Immer wieder begegnen mir Unternehmer, die große Sorge wegen ihrer Förderdarlehen haben. Sie fürchten, dass gerade diese Kredite eine Sanierung besonders schwierig machen.
Diese Sorge ist nach meiner Erfahrung als Restrukturierungsanwalt meist unbegründet. Entscheidend ist nicht, ob ein Kredit von einer Förderbank stammt, sondern ob ein überzeugendes Sanierungskonzept vorliegt.
- Förderdarlehen sind normale Finanzierungsverbindlichkeiten und werden in einer Restrukturierung wie andere Bankschulden behandelt.
- Ansprechpartner für das Unternehmen bleibt regelmäßig die Hausbank, über die das Förderdarlehen ausgereicht wurde.
- Nach meiner Erfahrung sind Förderbanken bei einem tragfähigen Sanierungskonzept sachliche und konstruktive Verhandlungspartner.
Ihr Ansprechpartner bleibt die Hausbank
Die meisten Förderdarlehen werden nicht direkt von der Förderbank an das Unternehmen ausgezahlt. Die Finanzierung erfolgt vielmehr über Ihre Hausbank.
Deshalb führen Sie auch während einer Restrukturierung oder Eigenverwaltung die Gespräche regelmäßig mit Ihrer Hausbank und nicht mit der Förderbank selbst.
Förderbanken übernehmen häufig das Ausfallrisiko
Viele Förderprogramme sehen vor, dass die Förderbank einen erheblichen Teil des Kreditrisikos übernimmt. Kommt es zu einem Ausfall, kann sich die Gläubigerstellung deshalb teilweise auf die Förderbank verlagern.
Für das Sanierungsverfahren macht dies regelmäßig keinen wesentlichen Unterschied. Die Forderung bleibt Bestandteil der Restrukturierung und wird wie die übrigen Finanzverbindlichkeiten behandelt.
Meine Erfahrung ist positiv
In meinen Verfahren habe ich Förderbanken nicht als Hindernis einer Sanierung erlebt, im Gegenteil.
Soweit ein nachvollziehbares Sanierungskonzept vorliegt, habe ich Förderbanken beziehungsweise die für sie handelnden Banken als sachliche und konstruktive Verhandlungspartner kennengelernt. Gerade in Insolvenzplanverfahren und Restrukturierungen nach dem StaRUG besteht regelmäßig eine gute Grundlage für tragfähige Lösungen.
Häufige Fehler
Förderbanken für besonders problematisch halten. Nach meiner Erfahrung unterscheiden sie sich im gerichtlichen Sanierungsverfahren nicht wesentlich von anderen Finanzierungsgläubigern.
Direkt mit der Förderbank verhandeln wollen.
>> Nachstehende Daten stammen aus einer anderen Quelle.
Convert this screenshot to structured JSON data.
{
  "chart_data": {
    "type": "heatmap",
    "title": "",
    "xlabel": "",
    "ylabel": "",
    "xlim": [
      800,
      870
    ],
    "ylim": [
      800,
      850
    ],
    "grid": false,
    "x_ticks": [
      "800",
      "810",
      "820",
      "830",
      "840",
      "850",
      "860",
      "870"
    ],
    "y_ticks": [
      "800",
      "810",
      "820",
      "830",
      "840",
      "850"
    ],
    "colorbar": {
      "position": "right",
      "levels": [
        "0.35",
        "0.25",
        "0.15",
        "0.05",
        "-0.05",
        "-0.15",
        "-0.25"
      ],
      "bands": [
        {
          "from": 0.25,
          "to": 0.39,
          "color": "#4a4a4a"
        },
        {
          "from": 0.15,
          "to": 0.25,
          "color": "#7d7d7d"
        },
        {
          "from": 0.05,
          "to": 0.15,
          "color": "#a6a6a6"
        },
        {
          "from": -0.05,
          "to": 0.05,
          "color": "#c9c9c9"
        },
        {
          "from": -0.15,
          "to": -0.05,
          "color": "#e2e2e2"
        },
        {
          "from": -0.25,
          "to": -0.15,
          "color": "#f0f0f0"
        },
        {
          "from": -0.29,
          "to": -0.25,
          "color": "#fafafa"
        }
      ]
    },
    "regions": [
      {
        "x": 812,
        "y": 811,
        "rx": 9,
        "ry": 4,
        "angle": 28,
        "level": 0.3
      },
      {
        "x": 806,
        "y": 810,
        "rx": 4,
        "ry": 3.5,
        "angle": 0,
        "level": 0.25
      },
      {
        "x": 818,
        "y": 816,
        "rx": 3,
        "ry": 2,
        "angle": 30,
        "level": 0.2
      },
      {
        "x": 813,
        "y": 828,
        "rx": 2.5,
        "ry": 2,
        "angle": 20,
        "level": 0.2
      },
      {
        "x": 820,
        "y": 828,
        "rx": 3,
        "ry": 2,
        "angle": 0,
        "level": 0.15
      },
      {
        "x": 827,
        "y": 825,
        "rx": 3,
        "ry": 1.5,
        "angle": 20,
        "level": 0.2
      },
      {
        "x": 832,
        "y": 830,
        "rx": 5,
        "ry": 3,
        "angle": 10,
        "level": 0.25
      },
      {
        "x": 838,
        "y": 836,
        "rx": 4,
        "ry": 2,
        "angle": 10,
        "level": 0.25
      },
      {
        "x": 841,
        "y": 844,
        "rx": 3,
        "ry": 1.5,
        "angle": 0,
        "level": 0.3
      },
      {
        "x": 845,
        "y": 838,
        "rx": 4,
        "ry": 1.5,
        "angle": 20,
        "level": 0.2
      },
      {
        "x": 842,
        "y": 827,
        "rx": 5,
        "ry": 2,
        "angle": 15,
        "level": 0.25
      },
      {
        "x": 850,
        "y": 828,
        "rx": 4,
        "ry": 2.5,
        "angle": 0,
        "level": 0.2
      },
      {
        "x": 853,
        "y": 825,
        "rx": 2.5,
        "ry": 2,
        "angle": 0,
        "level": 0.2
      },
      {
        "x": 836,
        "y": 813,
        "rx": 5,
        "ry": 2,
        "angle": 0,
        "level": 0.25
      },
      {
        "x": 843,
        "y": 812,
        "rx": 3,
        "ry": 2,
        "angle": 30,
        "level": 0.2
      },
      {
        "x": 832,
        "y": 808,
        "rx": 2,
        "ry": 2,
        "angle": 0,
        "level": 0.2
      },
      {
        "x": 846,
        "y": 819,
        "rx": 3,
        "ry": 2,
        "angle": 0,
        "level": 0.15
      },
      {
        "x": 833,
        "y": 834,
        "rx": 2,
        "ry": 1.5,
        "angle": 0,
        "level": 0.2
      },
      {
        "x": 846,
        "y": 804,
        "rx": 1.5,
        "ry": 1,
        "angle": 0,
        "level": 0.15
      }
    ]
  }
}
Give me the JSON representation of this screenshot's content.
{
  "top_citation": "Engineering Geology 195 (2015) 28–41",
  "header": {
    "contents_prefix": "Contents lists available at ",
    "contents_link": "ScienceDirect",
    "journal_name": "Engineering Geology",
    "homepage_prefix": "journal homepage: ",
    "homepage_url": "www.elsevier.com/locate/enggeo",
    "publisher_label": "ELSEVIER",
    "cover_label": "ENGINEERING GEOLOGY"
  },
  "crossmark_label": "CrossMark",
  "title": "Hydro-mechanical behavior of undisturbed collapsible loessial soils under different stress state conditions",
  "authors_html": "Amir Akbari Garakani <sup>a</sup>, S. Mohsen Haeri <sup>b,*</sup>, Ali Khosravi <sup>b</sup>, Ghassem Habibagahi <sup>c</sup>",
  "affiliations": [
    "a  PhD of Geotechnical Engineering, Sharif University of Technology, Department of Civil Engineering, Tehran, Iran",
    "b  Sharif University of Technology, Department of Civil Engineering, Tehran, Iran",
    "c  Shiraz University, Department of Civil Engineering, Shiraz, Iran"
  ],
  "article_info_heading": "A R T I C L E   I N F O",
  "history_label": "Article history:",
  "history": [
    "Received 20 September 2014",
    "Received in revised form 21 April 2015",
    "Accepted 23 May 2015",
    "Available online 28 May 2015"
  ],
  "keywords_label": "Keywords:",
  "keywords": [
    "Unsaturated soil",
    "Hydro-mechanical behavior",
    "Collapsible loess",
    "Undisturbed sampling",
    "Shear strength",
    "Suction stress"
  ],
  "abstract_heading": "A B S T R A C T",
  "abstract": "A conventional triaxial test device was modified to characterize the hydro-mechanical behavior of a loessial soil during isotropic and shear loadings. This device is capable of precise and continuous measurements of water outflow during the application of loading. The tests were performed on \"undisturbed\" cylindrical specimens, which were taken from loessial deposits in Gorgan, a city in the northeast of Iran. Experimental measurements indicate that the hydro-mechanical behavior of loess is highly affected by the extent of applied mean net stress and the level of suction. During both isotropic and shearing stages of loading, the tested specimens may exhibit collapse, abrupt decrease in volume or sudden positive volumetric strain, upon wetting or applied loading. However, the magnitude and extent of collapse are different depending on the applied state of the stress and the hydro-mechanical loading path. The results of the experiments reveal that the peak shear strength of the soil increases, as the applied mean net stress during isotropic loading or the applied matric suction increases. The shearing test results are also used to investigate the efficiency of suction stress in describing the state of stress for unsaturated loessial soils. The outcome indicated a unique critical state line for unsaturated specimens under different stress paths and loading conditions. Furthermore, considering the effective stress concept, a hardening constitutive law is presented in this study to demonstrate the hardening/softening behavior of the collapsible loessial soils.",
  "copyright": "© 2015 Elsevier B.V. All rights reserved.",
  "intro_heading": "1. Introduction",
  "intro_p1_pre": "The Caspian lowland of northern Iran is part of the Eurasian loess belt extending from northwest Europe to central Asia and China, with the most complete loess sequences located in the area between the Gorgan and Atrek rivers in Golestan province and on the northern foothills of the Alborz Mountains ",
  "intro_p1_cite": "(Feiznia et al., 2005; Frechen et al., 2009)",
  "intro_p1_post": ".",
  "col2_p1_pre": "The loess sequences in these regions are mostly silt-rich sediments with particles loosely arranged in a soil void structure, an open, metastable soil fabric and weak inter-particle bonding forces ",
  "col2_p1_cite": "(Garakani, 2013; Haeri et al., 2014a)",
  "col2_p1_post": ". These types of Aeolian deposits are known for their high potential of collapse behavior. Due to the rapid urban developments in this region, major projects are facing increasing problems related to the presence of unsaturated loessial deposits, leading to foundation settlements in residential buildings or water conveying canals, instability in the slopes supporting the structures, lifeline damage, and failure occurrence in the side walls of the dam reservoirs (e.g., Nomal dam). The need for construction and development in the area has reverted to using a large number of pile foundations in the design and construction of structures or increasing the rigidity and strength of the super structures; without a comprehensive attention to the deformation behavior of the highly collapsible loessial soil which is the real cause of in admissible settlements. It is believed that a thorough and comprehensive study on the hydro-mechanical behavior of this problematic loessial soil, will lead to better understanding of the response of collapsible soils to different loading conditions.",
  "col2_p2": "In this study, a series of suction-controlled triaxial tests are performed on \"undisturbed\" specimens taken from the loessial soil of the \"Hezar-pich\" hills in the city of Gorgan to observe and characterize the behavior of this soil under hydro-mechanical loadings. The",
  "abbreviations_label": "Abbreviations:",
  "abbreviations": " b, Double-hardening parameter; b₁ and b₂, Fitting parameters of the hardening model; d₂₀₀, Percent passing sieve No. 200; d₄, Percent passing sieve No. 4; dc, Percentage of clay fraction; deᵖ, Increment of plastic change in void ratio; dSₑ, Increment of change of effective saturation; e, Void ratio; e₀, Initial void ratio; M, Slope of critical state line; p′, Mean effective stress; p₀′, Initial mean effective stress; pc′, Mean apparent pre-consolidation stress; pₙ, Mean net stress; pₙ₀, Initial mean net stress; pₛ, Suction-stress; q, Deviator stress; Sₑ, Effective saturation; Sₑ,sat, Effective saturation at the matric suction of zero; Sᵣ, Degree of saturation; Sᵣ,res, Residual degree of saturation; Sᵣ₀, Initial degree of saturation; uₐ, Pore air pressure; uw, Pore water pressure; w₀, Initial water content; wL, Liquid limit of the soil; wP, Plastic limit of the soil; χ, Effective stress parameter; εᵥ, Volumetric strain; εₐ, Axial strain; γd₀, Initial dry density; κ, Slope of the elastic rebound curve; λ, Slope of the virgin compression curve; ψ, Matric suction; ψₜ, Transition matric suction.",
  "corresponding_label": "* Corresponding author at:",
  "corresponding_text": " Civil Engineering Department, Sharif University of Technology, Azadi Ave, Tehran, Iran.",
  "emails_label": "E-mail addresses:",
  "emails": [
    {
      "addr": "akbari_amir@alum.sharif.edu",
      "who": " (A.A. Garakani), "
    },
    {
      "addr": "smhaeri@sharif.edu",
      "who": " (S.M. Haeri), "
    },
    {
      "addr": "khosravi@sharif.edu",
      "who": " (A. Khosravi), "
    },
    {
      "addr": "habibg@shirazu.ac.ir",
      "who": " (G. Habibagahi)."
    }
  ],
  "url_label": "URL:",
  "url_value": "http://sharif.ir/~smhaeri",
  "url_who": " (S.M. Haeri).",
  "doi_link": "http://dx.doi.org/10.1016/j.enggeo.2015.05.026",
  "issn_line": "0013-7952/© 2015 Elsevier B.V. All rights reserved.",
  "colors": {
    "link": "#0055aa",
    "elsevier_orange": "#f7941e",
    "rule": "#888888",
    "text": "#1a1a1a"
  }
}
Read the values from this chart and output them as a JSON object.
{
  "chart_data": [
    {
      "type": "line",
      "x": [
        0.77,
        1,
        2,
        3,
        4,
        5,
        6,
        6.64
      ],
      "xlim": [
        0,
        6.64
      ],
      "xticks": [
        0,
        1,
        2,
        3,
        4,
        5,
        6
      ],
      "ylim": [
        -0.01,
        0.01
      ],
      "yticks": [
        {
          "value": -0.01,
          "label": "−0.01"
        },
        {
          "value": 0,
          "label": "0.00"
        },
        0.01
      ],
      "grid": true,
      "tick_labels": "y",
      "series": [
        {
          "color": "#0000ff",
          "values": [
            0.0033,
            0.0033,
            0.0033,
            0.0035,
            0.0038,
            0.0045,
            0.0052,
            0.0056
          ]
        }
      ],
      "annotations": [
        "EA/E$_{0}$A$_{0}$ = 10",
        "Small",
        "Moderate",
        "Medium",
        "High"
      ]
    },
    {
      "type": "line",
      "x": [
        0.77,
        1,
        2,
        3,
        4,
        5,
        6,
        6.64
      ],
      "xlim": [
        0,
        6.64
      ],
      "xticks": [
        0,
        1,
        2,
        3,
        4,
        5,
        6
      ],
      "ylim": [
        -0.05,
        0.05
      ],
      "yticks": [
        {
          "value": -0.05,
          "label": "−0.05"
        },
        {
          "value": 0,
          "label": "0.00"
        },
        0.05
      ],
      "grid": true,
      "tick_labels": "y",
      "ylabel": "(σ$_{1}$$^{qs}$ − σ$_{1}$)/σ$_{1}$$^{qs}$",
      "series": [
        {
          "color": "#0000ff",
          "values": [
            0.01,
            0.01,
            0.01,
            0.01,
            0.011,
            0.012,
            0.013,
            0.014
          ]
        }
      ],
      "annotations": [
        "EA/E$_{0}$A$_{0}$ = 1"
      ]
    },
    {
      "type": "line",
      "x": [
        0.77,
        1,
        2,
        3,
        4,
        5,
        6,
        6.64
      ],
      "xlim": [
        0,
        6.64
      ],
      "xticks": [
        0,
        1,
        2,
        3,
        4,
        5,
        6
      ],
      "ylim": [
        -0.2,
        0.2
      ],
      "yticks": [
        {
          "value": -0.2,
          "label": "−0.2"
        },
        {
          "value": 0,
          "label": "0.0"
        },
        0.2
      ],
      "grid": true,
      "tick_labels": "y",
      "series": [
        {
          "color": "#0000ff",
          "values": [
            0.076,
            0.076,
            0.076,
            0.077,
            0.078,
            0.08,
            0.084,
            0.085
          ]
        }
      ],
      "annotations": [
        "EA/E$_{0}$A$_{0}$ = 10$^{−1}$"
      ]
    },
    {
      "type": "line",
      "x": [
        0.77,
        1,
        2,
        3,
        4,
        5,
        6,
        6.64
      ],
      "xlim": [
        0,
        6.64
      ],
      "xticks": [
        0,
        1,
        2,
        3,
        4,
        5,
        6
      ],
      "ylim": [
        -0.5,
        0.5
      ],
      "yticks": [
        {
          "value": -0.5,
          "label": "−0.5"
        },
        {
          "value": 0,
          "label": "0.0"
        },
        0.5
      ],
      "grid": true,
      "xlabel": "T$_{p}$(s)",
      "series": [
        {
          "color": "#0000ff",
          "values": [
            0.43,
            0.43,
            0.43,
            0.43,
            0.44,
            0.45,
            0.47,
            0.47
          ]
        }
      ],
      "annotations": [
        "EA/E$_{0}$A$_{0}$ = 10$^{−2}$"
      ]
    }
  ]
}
Regelmäßiger Ansprechpartner bleibt zunächst die Hausbank.
Förderdarlehen für unantastbar halten. Auch Förderdarlehen können Bestandteil eines Insolvenzplans oder eines Restrukturierungsplans sein.
Häufige Fragen
- Muss ich direkt mit der Förderbank sprechen?
- In der Regel nicht. Ansprechpartner bleibt zunächst die Hausbank, über die das Förderdarlehen ausgereicht wurde.
- Werden Förderdarlehen im Insolvenzverfahren anders behandelt?
- Nein. Sie werden grundsätzlich wie andere Finanzierungsverbindlichkeiten behandelt.
- Sind Förderbanken bereit, einer Sanierung zuzustimmen?
- Nach meiner Erfahrung ja, sofern ein wirtschaftlich tragfähiges Sanierungskonzept vorliegt und die Fortführung des Unternehmens nachvollziehbar ist.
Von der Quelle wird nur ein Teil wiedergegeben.